US Container Imports Rise As Supply Chains Adjust Descartes

Descartes' global shipping report reveals a significant increase in US container imports and a strong rebound in Chinese imports. However, port performance varies, and supply chain challenges persist. The report analyzes the drivers behind import growth, the disparities in port performance, and shifts in market share between East and West Coast ports. It also provides a future outlook on the supply chain, offering businesses recommendations on how to navigate challenges and capitalize on opportunities. This report is crucial for understanding the current state and future trends of global shipping.
US Container Imports Rise As Supply Chains Adjust Descartes

The latest global shipping report from Descartes Systems Group reveals significant month-over-month growth in US container imports during January 2023, potentially signaling a rebound after months of decline. The data provides crucial insights into evolving supply chain dynamics and port performance across the United States.

Key Findings from Descartes' 19th Global Shipping Report

The February 2023 edition of Descartes' monthly report, based on data from its logistics software platform, highlights several noteworthy trends:

  • Notable Import Growth: US container imports reached 2,068,943 TEU in January, marking a 7.2% increase from December's 1,929,032 TEU. This represents the largest December-to-January growth in six years.
  • China's Resurgent Exports: Imports from China surged 11% month-over-month to 762,967 TEU, though still down 24% from August 2022 levels.
  • Diverging Port Performance: Most major US ports saw increased volumes, with Long Beach, Houston, New York/New Jersey, Los Angeles, and Tacoma showing the strongest gains. Savannah was the only top-10 port to experience a decline.
  • Ongoing Supply Chain Pressures: Despite the import rebound, challenges including port congestion, labor issues, and global economic uncertainty persist.

January's import volume nearly matched pre-pandemic January 2019 levels (just 0.3% lower), while showing a 16.1% year-over-year decrease from January 2022.

Analyzing the Import Rebound

Drivers Behind the Growth

Several factors contributed to January's import increase:

  • Seasonal Patterns: December typically represents an import trough before January's restocking cycle begins.
  • Economic Resilience: Strong US consumer demand continues to fuel import needs despite global headwinds.
  • Inventory Replenishment: Businesses appear to be rebuilding inventories in anticipation of future demand.
  • Chinese Production Recovery: The end of China's zero-COVID policy has enabled manufacturing and export capacity to rebound.

Port-Specific Dynamics

The report reveals significant variation among US ports:

  • West Coast Recovery: Long Beach (+14.4%) and Los Angeles (+2.8%) show improving volumes after 2022's declines.
  • Energy-Driven Growth: Houston's 22.4% surge likely reflects increased US energy exports.
  • East Coast Stability: New York/New Jersey's 6.4% growth indicates sustained demand for East Coast gateways.
  • Congestion Challenges: Savannah's decline highlights ongoing operational difficulties at some ports.

Market Share Shifts

The report tracks notable changes in port market concentration:

  • West Coast ports regained 0.5% market share (now 38.6%), continuing a recovery from October's 36.6% low.
  • East Coast/Gulf Coast ports saw a 0.3% decline to 45.2%.
  • Top 10 ports collectively gained share (84.0% vs. 83.6%), though remain below early 2022's 86.6% peak.

Expert Perspective

Chris Jones, Descartes' Executive Vice President of Industry and Services, noted the surprising strength of January's rebound: "Given prevailing economic concerns, seeing imports hold steady with 2019 levels is noteworthy.
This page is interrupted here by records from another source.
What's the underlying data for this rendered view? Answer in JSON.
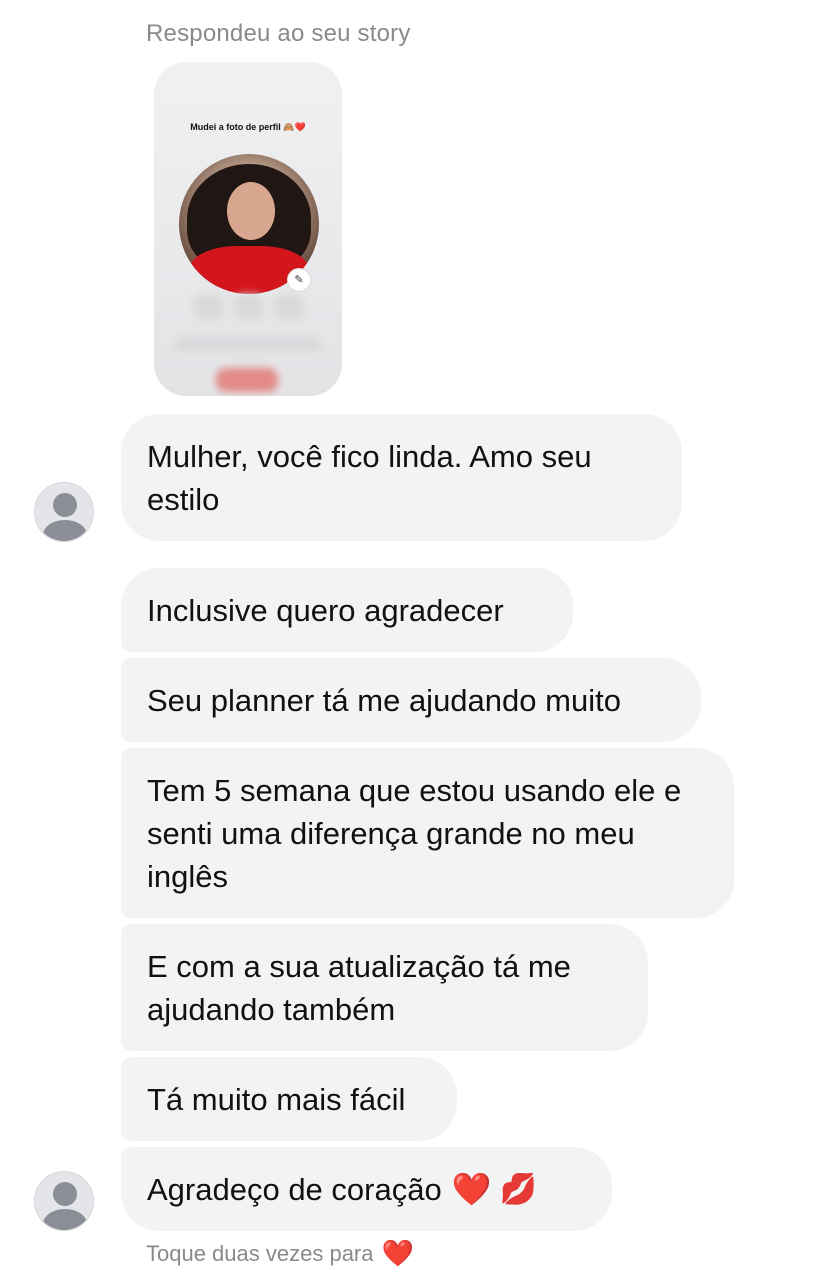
{
  "story_reply": {
    "label": "Respondeu ao seu story",
    "caption": "Mudei a foto de perfil 🙈❤️",
    "edit_icon": "pencil-icon"
  },
  "messages": [
    {
      "text": "Mulher, você fico linda. Amo seu estilo"
    },
    {
      "text": "Inclusive quero agradecer"
    },
    {
      "text": "Seu planner tá me ajudando muito"
    },
    {
      "text": "Tem 5 semana que estou usando ele e senti uma diferença grande no meu inglês"
    },
    {
      "text": "E com a sua atualização tá me ajudando também"
    },
    {
      "text": "Tá muito mais fácil"
    },
    {
      "text": "Agradeço de coração",
      "emoji_1": "❤️",
      "emoji_2": "💋"
    }
  ],
  "footer": {
    "hint": "Toque duas vezes para",
    "hint_emoji": "❤️"
  },
  "colors": {
    "bubble_bg": "#f2f3f5",
    "meta_text": "#8a8a8e",
    "heart": "#e0182d"
  }
}
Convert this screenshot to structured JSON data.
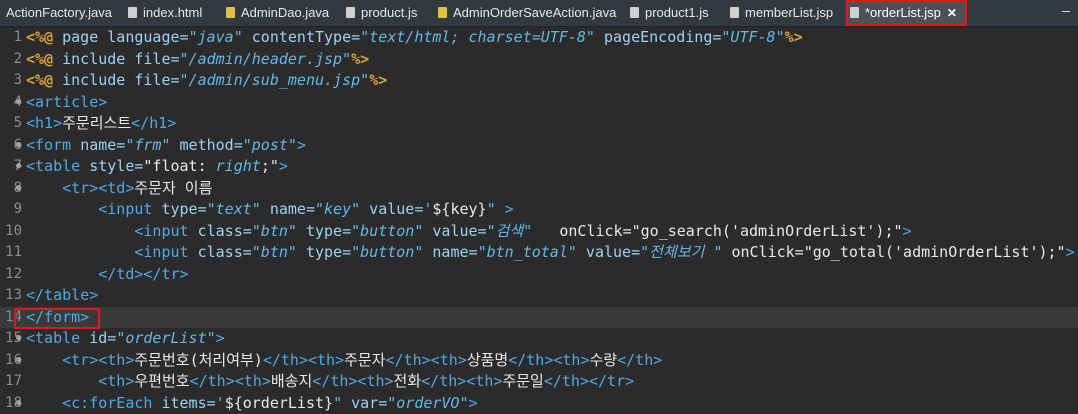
{
  "tabs": [
    {
      "label": "ActionFactory.java",
      "icon": "java-file-icon",
      "color": "#c7b74a"
    },
    {
      "label": "index.html",
      "icon": "html-file-icon",
      "color": "#d0d0d0"
    },
    {
      "label": "AdminDao.java",
      "icon": "java-file-icon",
      "color": "#e0c040"
    },
    {
      "label": "product.js",
      "icon": "js-file-icon",
      "color": "#d0d0d0"
    },
    {
      "label": "AdminOrderSaveAction.java",
      "icon": "java-file-icon",
      "color": "#e0c040"
    },
    {
      "label": "product1.js",
      "icon": "js-file-icon",
      "color": "#d0d0d0"
    },
    {
      "label": "memberList.jsp",
      "icon": "jsp-file-icon",
      "color": "#d0d0d0"
    },
    {
      "label": "*orderList.jsp",
      "icon": "jsp-file-icon",
      "color": "#d0d0d0",
      "active": true,
      "close": "✕"
    }
  ],
  "minimize": "‒",
  "lines": [
    {
      "n": "1",
      "parts": [
        [
          "dir",
          "<%@ "
        ],
        [
          "attr",
          "page language="
        ],
        [
          "str",
          "\"java\""
        ],
        [
          "attr",
          " contentType="
        ],
        [
          "str",
          "\"text/html; charset=UTF-8\""
        ],
        [
          "attr",
          " pageEncoding="
        ],
        [
          "str",
          "\"UTF-8\""
        ],
        [
          "dir",
          "%>"
        ]
      ]
    },
    {
      "n": "2",
      "parts": [
        [
          "dir",
          "<%@ "
        ],
        [
          "attr",
          "include file="
        ],
        [
          "str",
          "\"/admin/header.jsp\""
        ],
        [
          "dir",
          "%>"
        ]
      ]
    },
    {
      "n": "3",
      "parts": [
        [
          "dir",
          "<%@ "
        ],
        [
          "attr",
          "include file="
        ],
        [
          "str",
          "\"/admin/sub_menu.jsp\""
        ],
        [
          "dir",
          "%>"
        ]
      ]
    },
    {
      "n": "4",
      "fold": true,
      "parts": [
        [
          "tag",
          "<article>"
        ]
      ]
    },
    {
      "n": "5",
      "parts": [
        [
          "tag",
          "<h1>"
        ],
        [
          "txt",
          "주문리스트"
        ],
        [
          "tag",
          "</h1>"
        ]
      ]
    },
    {
      "n": "6",
      "fold": true,
      "parts": [
        [
          "tag",
          "<form "
        ],
        [
          "attr",
          "name="
        ],
        [
          "str",
          "\"frm\""
        ],
        [
          "attr",
          " method="
        ],
        [
          "str",
          "\"post\""
        ],
        [
          "tag",
          ">"
        ]
      ]
    },
    {
      "n": "7",
      "fold": true,
      "parts": [
        [
          "tag",
          "<table "
        ],
        [
          "attr",
          "style="
        ],
        [
          "txt",
          "\"float: "
        ],
        [
          "str",
          "right"
        ],
        [
          "txt",
          ";\""
        ],
        [
          "tag",
          ">"
        ]
      ]
    },
    {
      "n": "8",
      "fold": true,
      "parts": [
        [
          "txt",
          "    "
        ],
        [
          "tag",
          "<tr><td>"
        ],
        [
          "txt",
          "주문자 이름"
        ]
      ]
    },
    {
      "n": "9",
      "parts": [
        [
          "txt",
          "        "
        ],
        [
          "tag",
          "<input "
        ],
        [
          "attr",
          "type="
        ],
        [
          "str",
          "\"text\""
        ],
        [
          "attr",
          " name="
        ],
        [
          "str",
          "\"key\""
        ],
        [
          "attr",
          " value="
        ],
        [
          "str",
          "'"
        ],
        [
          "txt",
          "${key}"
        ],
        [
          "str",
          "\" "
        ],
        [
          "tag",
          ">"
        ]
      ]
    },
    {
      "n": "10",
      "parts": [
        [
          "txt",
          "            "
        ],
        [
          "tag",
          "<input "
        ],
        [
          "attr",
          "class="
        ],
        [
          "str",
          "\"btn\""
        ],
        [
          "attr",
          " type="
        ],
        [
          "str",
          "\"button\""
        ],
        [
          "attr",
          " value="
        ],
        [
          "str",
          "\"검색\""
        ],
        [
          "txt",
          "   onClick=\"go_search('adminOrderList');\""
        ],
        [
          "tag",
          ">"
        ]
      ]
    },
    {
      "n": "11",
      "parts": [
        [
          "txt",
          "            "
        ],
        [
          "tag",
          "<input "
        ],
        [
          "attr",
          "class="
        ],
        [
          "str",
          "\"btn\""
        ],
        [
          "attr",
          " type="
        ],
        [
          "str",
          "\"button\""
        ],
        [
          "attr",
          " name="
        ],
        [
          "str",
          "\"btn_total\""
        ],
        [
          "attr",
          " value="
        ],
        [
          "str",
          "\"전체보기 \""
        ],
        [
          "txt",
          " onClick=\"go_total('adminOrderList');\""
        ],
        [
          "tag",
          ">"
        ]
      ]
    },
    {
      "n": "12",
      "parts": [
        [
          "txt",
          "        "
        ],
        [
          "tag",
          "</td></tr>"
        ]
      ]
    },
    {
      "n": "13",
      "parts": [
        [
          "tag",
          "</table>"
        ]
      ]
    },
    {
      "n": "14",
      "cur": true,
      "parts": [
        [
          "tag",
          "</form>"
        ]
      ]
    },
    {
      "n": "15",
      "fold": true,
      "parts": [
        [
          "tag",
          "<table "
        ],
        [
          "attr",
          "id="
        ],
        [
          "str",
          "\"orderList\""
        ],
        [
          "tag",
          ">"
        ]
      ]
    },
    {
      "n": "16",
      "fold": true,
      "parts": [
        [
          "txt",
          "    "
        ],
        [
          "tag",
          "<tr><th>"
        ],
        [
          "txt",
          "주문번호(처리여부)"
        ],
        [
          "tag",
          "</th><th>"
        ],
        [
          "txt",
          "주문자"
        ],
        [
          "tag",
          "</th><th>"
        ],
        [
          "txt",
          "상품명"
        ],
        [
          "tag",
          "</th><th>"
        ],
        [
          "txt",
          "수량"
        ],
        [
          "tag",
          "</th>"
        ]
      ]
    },
    {
      "n": "17",
      "parts": [
        [
          "txt",
          "        "
        ],
        [
          "tag",
          "<th>"
        ],
        [
          "txt",
          "우편번호"
        ],
        [
          "tag",
          "</th><th>"
        ],
        [
          "txt",
          "배송지"
        ],
        [
          "tag",
          "</th><th>"
        ],
        [
          "txt",
          "전화"
        ],
        [
          "tag",
          "</th><th>"
        ],
        [
          "txt",
          "주문일"
        ],
        [
          "tag",
          "</th></tr>"
        ]
      ]
    },
    {
      "n": "18",
      "fold": true,
      "parts": [
        [
          "txt",
          "    "
        ],
        [
          "tag",
          "<c:forEach "
        ],
        [
          "attr",
          "items="
        ],
        [
          "str",
          "'"
        ],
        [
          "txt",
          "${orderList}"
        ],
        [
          "str",
          "\""
        ],
        [
          "attr",
          " var="
        ],
        [
          "str",
          "\"orderVO\""
        ],
        [
          "tag",
          ">"
        ]
      ]
    }
  ]
}
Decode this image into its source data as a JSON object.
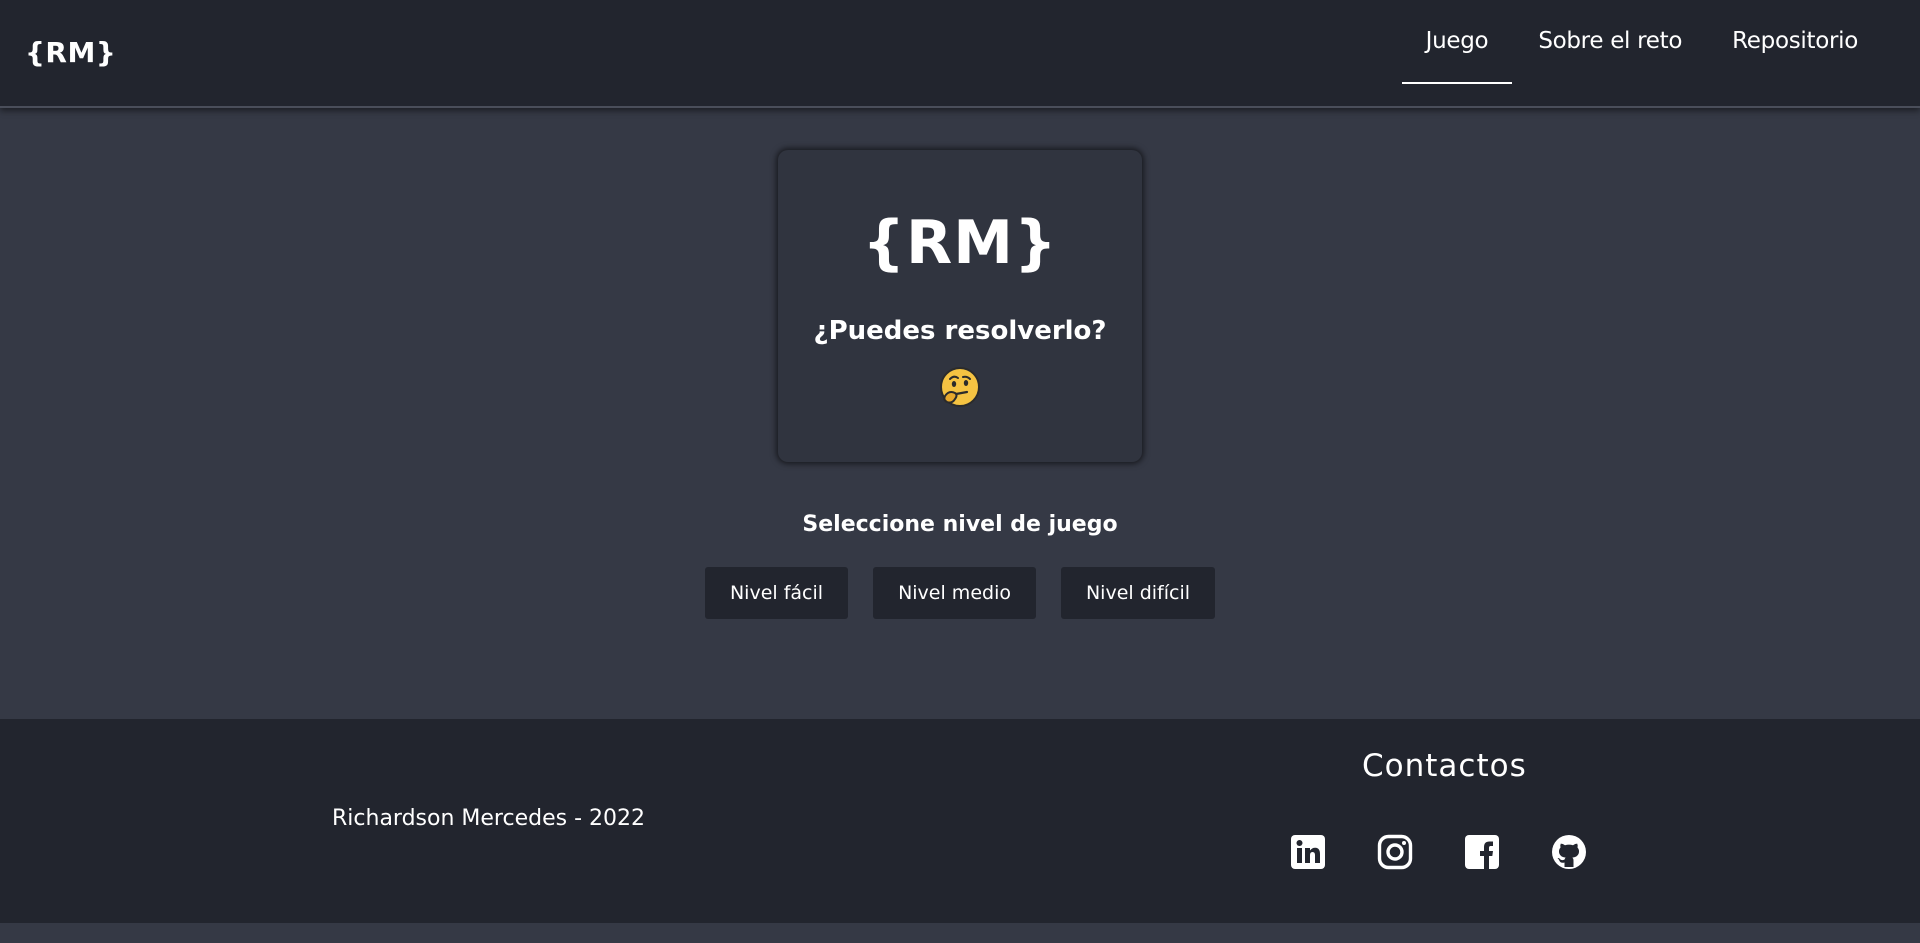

The 7.2% month-over-month growth aligns with US GDP growth trends."

Jones emphasized that while the data suggests stabilization, multiple factors could disrupt 2023 supply chains, including:

  • Ongoing West Coast labor negotiations
  • Global economic volatility
  • Geopolitical tensions affecting trade flows

Strategic Implications for Businesses

The report suggests several proactive measures for supply chain managers:

  • Diversify Supply Networks: Reduce reliance on single sources or transportation routes.
  • Optimize Inventory Strategies: Balance stock levels to meet demand without overcapitalization.
  • Accelerate Digital Transformation: Implement technologies that enhance supply chain visibility and responsiveness.
  • Strengthen Partner Collaboration: Work closely with logistics providers to navigate ongoing challenges.

As global supply chains continue evolving, this data provides valuable benchmarks for assessing recovery trajectories and identifying emerging opportunities in international trade flows.